Despite such concerns, private companies may be tempted to prioritize short-term profits rather than allocate more funds to (or accept more regulation of) cyber-security, especially in light of prevailing economic conditions. After all, it takes time and resources to probe vulnerabilities and hire experts to protect them. Nevertheless, leadership in both the public and private sectors needs to recognize that such an attitude provides opportunities for perpetrators to take advantage of security weaknesses to the detriment of economic and national security. It is, therefore, essential for governments to educate and encourage --- and if necessary, fund --- the private sector to provide appropriate cyber-security in order to protect critical infrastructure.

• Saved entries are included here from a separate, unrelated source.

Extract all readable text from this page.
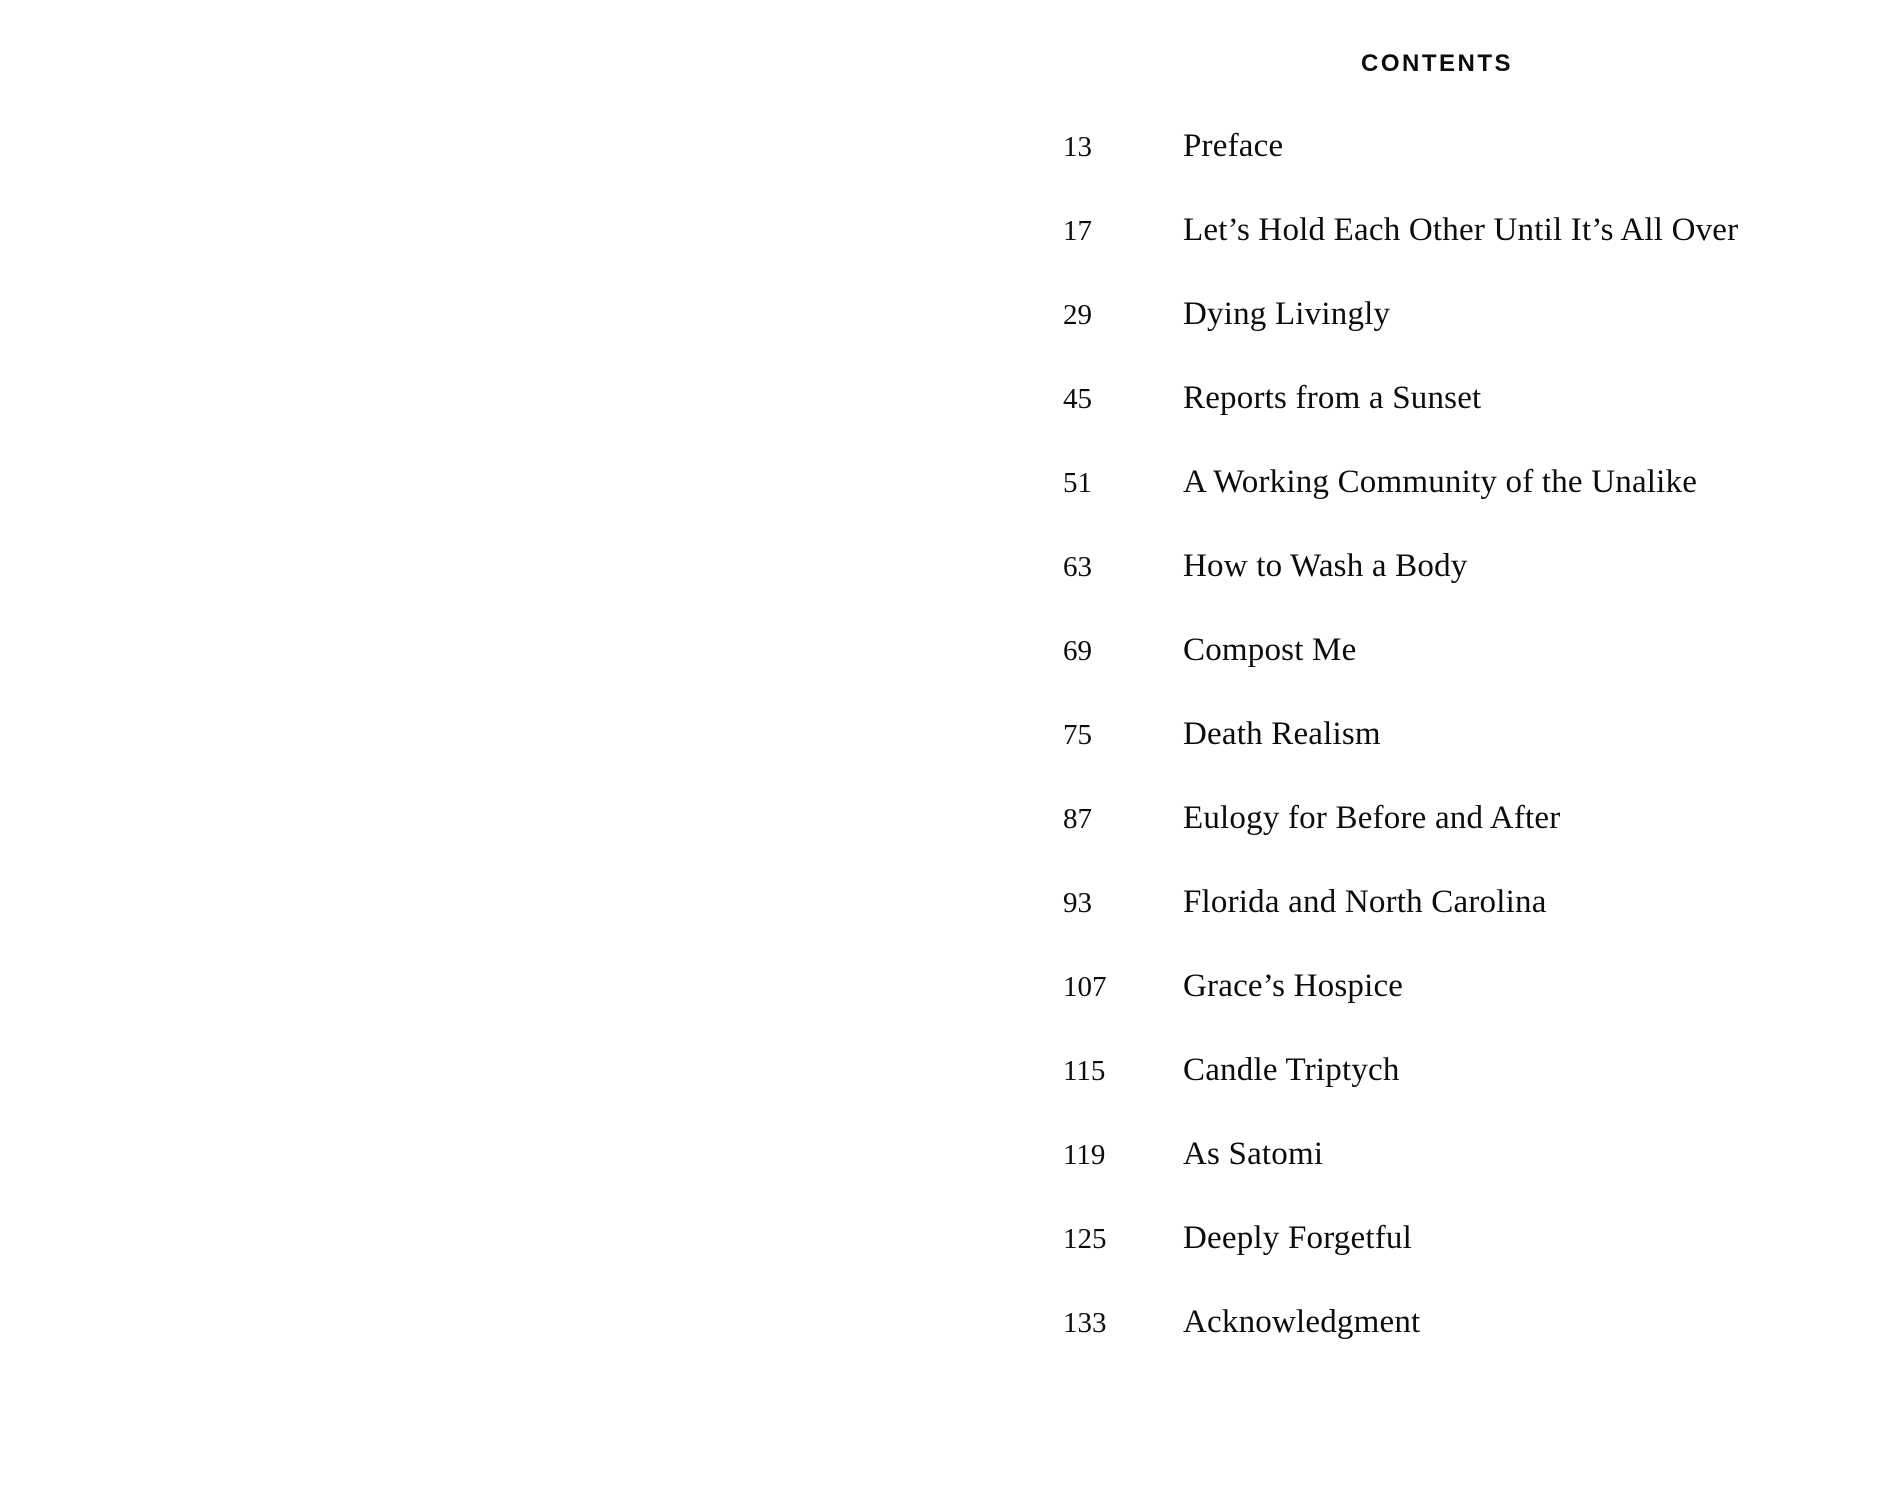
CONTENTS
13	Preface
17	Let’s Hold Each Other Until It’s All Over
29	Dying Livingly
45	Reports from a Sunset
51	A Working Community of the Unalike
63	How to Wash a Body
69	Compost Me
75	Death Realism
87	Eulogy for Before and After
93	Florida and North Carolina
107	Grace’s Hospice
115	Candle Triptych
119	As Satomi
125	Deeply Forgetful
133	Acknowledgment
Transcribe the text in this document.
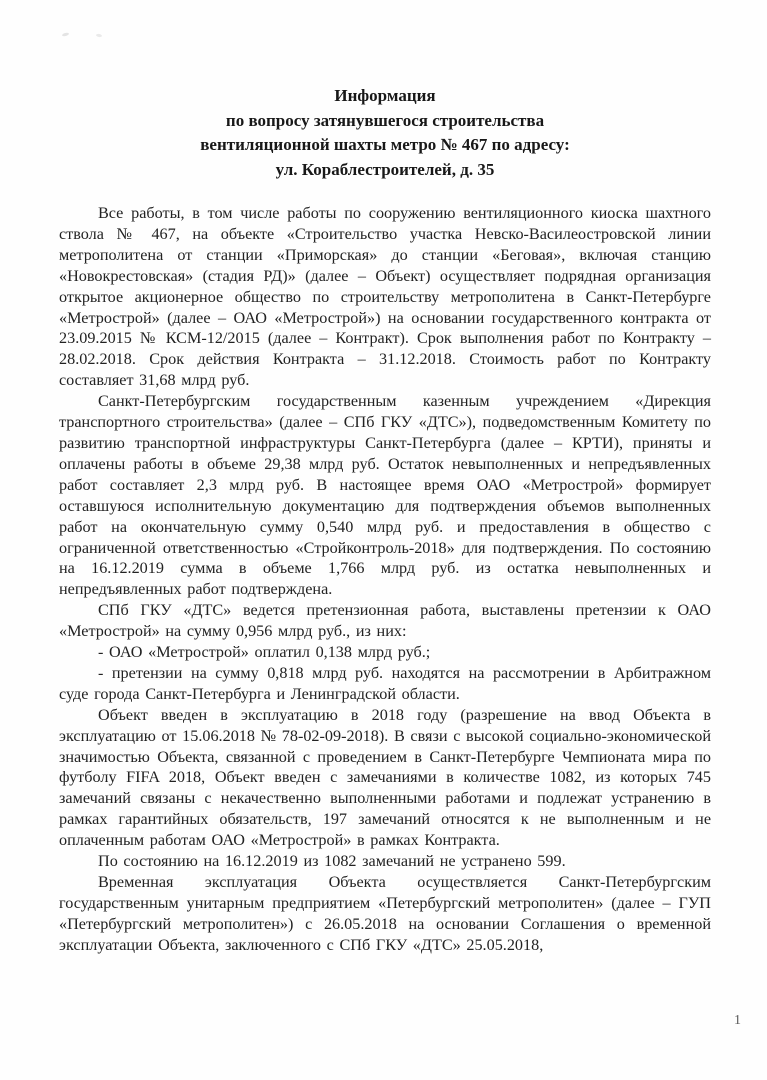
Информация
по вопросу затянувшегося строительства
вентиляционной шахты метро № 467 по адресу:
ул. Кораблестроителей, д. 35

Все работы, в том числе работы по сооружению вентиляционного киоска шахтного ствола № 467, на объекте «Строительство участка Невско-Василеостровской линии метрополитена от станции «Приморская» до станции «Беговая», включая станцию «Новокрестовская» (стадия РД)» (далее – Объект) осуществляет подрядная организация открытое акционерное общество по строительству метрополитена в Санкт-Петербурге «Метрострой» (далее – ОАО «Метрострой») на основании государственного контракта от 23.09.2015 № КСМ-12/2015 (далее – Контракт). Срок выполнения работ по Контракту – 28.02.2018. Срок действия Контракта – 31.12.2018. Стоимость работ по Контракту составляет 31,68 млрд руб.

Санкт-Петербургским государственным казенным учреждением «Дирекция транспортного строительства» (далее – СПб ГКУ «ДТС»), подведомственным Комитету по развитию транспортной инфраструктуры Санкт-Петербурга (далее – КРТИ), приняты и оплачены работы в объеме 29,38 млрд руб. Остаток невыполненных и непредъявленных работ составляет 2,3 млрд руб. В настоящее время ОАО «Метрострой» формирует оставшуюся исполнительную документацию для подтверждения объемов выполненных работ на окончательную сумму 0,540 млрд руб. и предоставления в общество с ограниченной ответственностью «Стройконтроль-2018» для подтверждения. По состоянию на 16.12.2019 сумма в объеме 1,766 млрд руб. из остатка невыполненных и непредъявленных работ подтверждена.

СПб ГКУ «ДТС» ведется претензионная работа, выставлены претензии к ОАО «Метрострой» на сумму 0,956 млрд руб., из них:

- ОАО «Метрострой» оплатил 0,138 млрд руб.;

- претензии на сумму 0,818 млрд руб. находятся на рассмотрении в Арбитражном суде города Санкт-Петербурга и Ленинградской области.

Объект введен в эксплуатацию в 2018 году (разрешение на ввод Объекта в эксплуатацию от 15.06.2018 № 78-02-09-2018). В связи с высокой социально-экономической значимостью Объекта, связанной с проведением в Санкт-Петербурге Чемпионата мира по футболу FIFA 2018, Объект введен с замечаниями в количестве 1082, из которых 745 замечаний связаны с некачественно выполненными работами и подлежат устранению в рамках гарантийных обязательств, 197 замечаний относятся к не выполненным и не оплаченным работам ОАО «Метрострой» в рамках Контракта.

По состоянию на 16.12.2019 из 1082 замечаний не устранено 599.

Временная эксплуатация Объекта осуществляется Санкт-Петербургским государственным унитарным предприятием «Петербургский метрополитен» (далее – ГУП «Петербургский метрополитен») с 26.05.2018 на основании Соглашения о временной эксплуатации Объекта, заключенного с СПб ГКУ «ДТС» 25.05.2018,

1
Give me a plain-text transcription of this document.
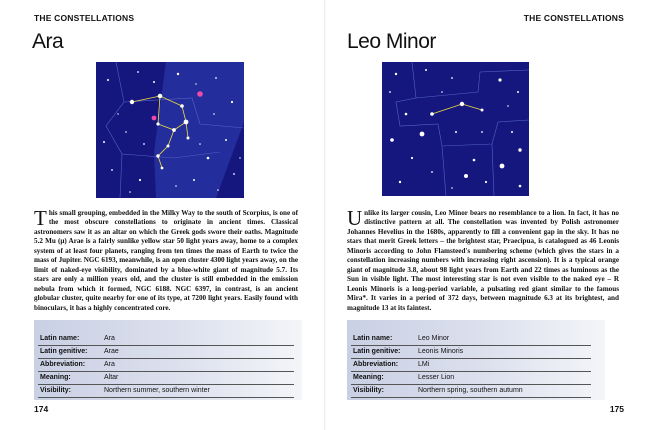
THE CONSTELLATIONS
Ara
This small grouping, embedded in the Milky Way to the south of Scorpius, is one of the most obscure constellations to originate in ancient times. Classical astronomers saw it as an altar on which the Greek gods swore their oaths. Magnitude 5.2 Mu (μ) Arae is a fairly sunlike yellow star 50 light years away, home to a complex system of at least four planets, ranging from ten times the mass of Earth to twice the mass of Jupiter. NGC 6193, meanwhile, is an open cluster 4300 light years away, on the limit of naked-eye visibility, dominated by a blue-white giant of magnitude 5.7. Its stars are only a million years old, and the cluster is still embedded in the emission nebula from which it formed, NGC 6188. NGC 6397, in contrast, is an ancient globular cluster, quite nearby for one of its type, at 7200 light years. Easily found with binoculars, it has a highly concentrated core.
Latin name:	Ara
Latin genitive:	Arae
Abbreviation:	Ara
Meaning:	Altar
Visibility:	Northern summer, southern winter
174
THE CONSTELLATIONS
Leo Minor
Unlike its larger cousin, Leo Minor bears no resemblance to a lion. In fact, it has no distinctive pattern at all. The constellation was invented by Polish astronomer Johannes Hevelius in the 1680s, apparently to fill a convenient gap in the sky. It has no stars that merit Greek letters – the brightest star, Praecipua, is catalogued as 46 Leonis Minoris according to John Flamsteed's numbering scheme (which gives the stars in a constellation increasing numbers with increasing right ascension). It is a typical orange giant of magnitude 3.8, about 98 light years from Earth and 22 times as luminous as the Sun in visible light. The most interesting star is not even visible to the naked eye – R Leonis Minoris is a long-period variable, a pulsating red giant similar to the famous Mira*. It varies in a period of 372 days, between magnitude 6.3 at its brightest, and magnitude 13 at its faintest.
Latin name:	Leo Minor
Latin genitive:	Leonis Minoris
Abbreviation:	LMi
Meaning:	Lesser Lion
Visibility:	Northern spring, southern autumn
175
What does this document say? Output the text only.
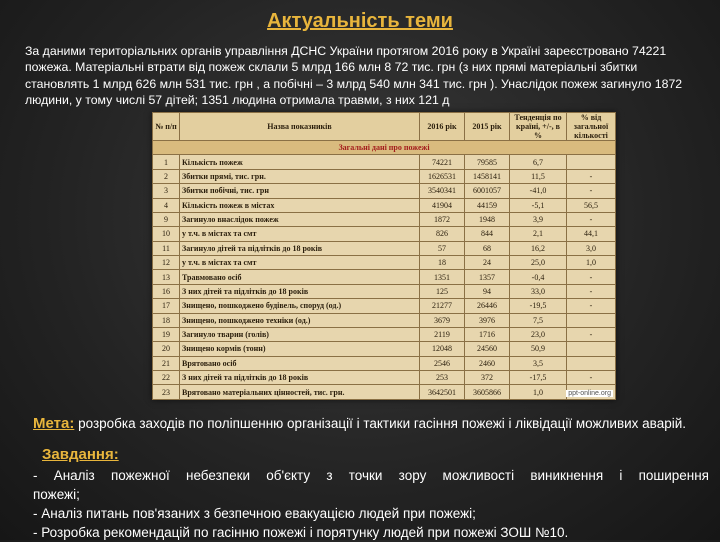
Актуальність теми
За даними територіальних органів управління ДСНС України протягом 2016 року в Україні зареєстровано 74221 пожежа. Матеріальні втрати від пожеж склали 5 млрд 166 млн 8 72 тис. грн (з них прямі матеріальні збитки становлять 1 млрд 626 млн 531 тис. грн , а побічні – 3 млрд 540 млн 341 тис. грн ). Унаслідок пожеж загинуло 1872 людини, у тому числі 57 дітей; 1351 людина отримала травми, з них 121 д
№ п/п	Назва показників	2016 рік	2015 рік	Тенденція по країні, +/-, в %	% від загальної кількості
Загальні дані про пожежі					
1	Кількість пожеж	74221	79585	6,7	
2	Збитки прямі, тис. грн.	1626531	1458141	11,5	-
3	Збитки побічні, тис. грн	3540341	6001057	-41,0	-
4	Кількість пожеж в містах	41904	44159	-5,1	56,5
9	Загинуло внаслідок пожеж	1872	1948	3,9	-
10	у т.ч. в містах та смт	826	844	2,1	44,1
11	Загинуло дітей та підлітків до 18 років	57	68	16,2	3,0
12	у т.ч. в містах та смт	18	24	25,0	1,0
13	Травмовано осіб	1351	1357	-0,4	-
16	З них дітей та підлітків до 18 років	125	94	33,0	-
17	Знищено, пошкоджено будівель, споруд (од.)	21277	26446	-19,5	-
18	Знищено, пошкоджено техніки (од.)	3679	3976	7,5	
19	Загинуло тварин (голів)	2119	1716	23,0	-
20	Знищено кормів (тонн)	12048	24560	50,9	
21	Врятовано осіб	2546	2460	3,5	
22	З них дітей та підлітків до 18 років	253	372	-17,5	-
23	Врятовано матеріальних цінностей, тис. грн.	3642501	3605866	1,0		ppt-online.org
Мета: розробка заходів по поліпшенню організації і тактики гасіння пожежі і ліквідації можливих аварій.
Завдання:
- Аналіз пожежної небезпеки об'єкту з точки зору можливості виникнення і поширення
пожежі;
- Аналіз питань пов'язаних з безпечною евакуацією людей при пожежі;
- Розробка рекомендацій по гасінню пожежі і порятунку людей при пожежі ЗОШ №10.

Implications for Espionage

The sophistication of the Natanz incident, in which Stuxnet was able to exploit Iranian vulnerabilities, stunned the world. Advanced Persistent Threats (APTs) were employed to find weaknesses by stealing data which made it possible to sabotage Iran’s nuclear program. Yet APTs can also be used in many different ways, for example against small companies in order to exploit larger business partners that may be possession of valuable information or intellectual property. As a result, both the public and private sectors must brace themselves for daily cyber-attacks and espionage on their respective infrastructures. Failure to do so may result in the theft of intellectual property as well as trade and defense secrets that could undermine economic competitiveness and national security.

In an age of cyber espionage, the public and private sectors must also reconsider what types of information should be deemed as “secret,” how to protect that information, and how to share alerts with others without the sensitivity being compromised. While realization of the need for this kind of wholesale re-evaluation is growing, many actors remain hesitant. Indeed, such hesitancy is driven often out of fears that doing so may reveal their vulnerabilities, harm their reputations, and benefit their competitors. Of course, there are certain types of information that should remain unpublicized so as not to damage the business, economy, and national security. However, such classifications must not be abused against balance between public interest and security.

Cyber-Warfare Is Here to Stay

The Stuxnet incident is set to encourage the use of cyber-espionage and sabotage in warfare. However, not all countries can afford to acquire offensive cyber-capabilities as sophisticated as Stuxnet and a lack of predictability and controllability continues to make the deployment of cyber-weapons a risky business. As a result, many states and armed forces will continue to combine both kinetic and 'cyber' tactics for the foreseeable future. Growing interconnectivity also means that the number of potential targets is set to grow. This, in turn, means that national cyber-security strategies will need to confront the problem of prioritization. Both the public and private sectors will have to decide which information and physical targets need to be protected and work together to share information effectively.